Additionally, Byrnes wrote that Garland's position as a judge for the D.C. Circuit means he lacks a record of controversial opinions outside administrative law.

“Put together the lack of any obviously controversial rulings by Garland due to his D.C. Circuit experience with the presumption that his prosecutor’s background means he is not too ‘left' and you have what in normal political times would be a perfect nominee for a Democratic president to make to a Republican Senate—no obvious disqualifying decisions and a ‘law and order' signifier suggesting he’d be more conservative than the average Democratic president’s nominee,” he wrote. “But, of course, these are not normal times!”

Trademark: ‘Careful, Step-By-Step' Analysis

In the wake of his nomination, a narrative formed around Garland—a former DOJ prosecutor who handled both local and federal cases—that his criminal law positions tend to favor government interest.

However, former clerk Jeffrey Bellin—now a criminal law professor at William & Mary Law School—offered a different assessment of Garland's past opinions on criminal law cases to Bloomberg BNA in a March 18 e-mail.

“His methodology of carefully studying the record and legal arguments with an open mind is what sticks out to me,” Bellin wrote. “I think he will approach cases the same way if he is confirmed to the Supreme Court.”

Bellin added that he believed Garland would support “modest steps and narrow opinions” to bring more agreement to the bench that find respect from conservative and liberal justices alike.

“The trademark of a Judge Garland opinion is careful, step-by-step legal analysis,” Bellin wrote. “Even those who come out on the losing side of one of his opinions have no doubt that the judge seriously considered their arguments, had a clear understanding of the facts and law, and decided the case on that basis, rather than in an effort to advance any ideological agenda.”

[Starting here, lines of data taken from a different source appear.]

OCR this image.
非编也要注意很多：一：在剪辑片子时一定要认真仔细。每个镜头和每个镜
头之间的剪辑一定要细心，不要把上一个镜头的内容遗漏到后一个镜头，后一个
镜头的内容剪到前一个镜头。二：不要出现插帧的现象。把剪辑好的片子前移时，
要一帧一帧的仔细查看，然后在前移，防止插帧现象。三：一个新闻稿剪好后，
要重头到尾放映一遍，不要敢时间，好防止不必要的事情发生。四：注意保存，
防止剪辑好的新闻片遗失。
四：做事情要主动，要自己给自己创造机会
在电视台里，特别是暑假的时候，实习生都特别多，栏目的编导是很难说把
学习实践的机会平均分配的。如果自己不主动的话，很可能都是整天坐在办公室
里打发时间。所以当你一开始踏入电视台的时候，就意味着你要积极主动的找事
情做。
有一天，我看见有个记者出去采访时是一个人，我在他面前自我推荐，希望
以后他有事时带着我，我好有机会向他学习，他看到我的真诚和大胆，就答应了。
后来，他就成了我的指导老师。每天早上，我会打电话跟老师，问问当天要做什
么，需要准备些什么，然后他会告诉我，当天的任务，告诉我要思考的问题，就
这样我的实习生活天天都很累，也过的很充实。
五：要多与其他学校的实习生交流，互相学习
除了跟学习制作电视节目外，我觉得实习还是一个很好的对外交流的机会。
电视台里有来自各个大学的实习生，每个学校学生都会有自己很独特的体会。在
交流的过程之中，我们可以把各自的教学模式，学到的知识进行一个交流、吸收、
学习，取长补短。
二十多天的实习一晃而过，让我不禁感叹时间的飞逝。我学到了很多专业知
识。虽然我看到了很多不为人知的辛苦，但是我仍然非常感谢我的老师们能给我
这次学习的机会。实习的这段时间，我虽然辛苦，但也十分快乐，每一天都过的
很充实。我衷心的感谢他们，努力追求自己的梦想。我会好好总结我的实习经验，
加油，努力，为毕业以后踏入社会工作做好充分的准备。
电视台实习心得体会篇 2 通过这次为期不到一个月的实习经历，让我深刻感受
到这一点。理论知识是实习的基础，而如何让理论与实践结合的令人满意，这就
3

Byrnes agreed that a prosecution background or a string of political legal opinions don't always indicate a tendency to reason in a strictly conservative or liberal mindset. While Byrnes said presidents from both parties always think they can predict how a nominee is going to rule based on their backgrounds, many presidents end up surprised.

For example, Byrnes said President Dwight D. Eisenhower thought Warren a safe, conservative pick. Instead, he explained, Warren went on to author some of the most liberal opinions of the 20th Century—including those that struck down segregation, affirmed the Sixth Amendment right to counsel, and created today's requirement for Miranda warnings.

Byrnes said the backgrounds of modern-day justices don't always predict how they will rule. He cited Scalia as an example. While Scalia will be remembered as one of the most conservative justices, he often ruled in favor of defendants' rights, which Byrnes said could be “arguably described as liberal.”

“That's just the court,” Byrnes said. “It's always a fiction that you know how someone's going to rule—you really don't.”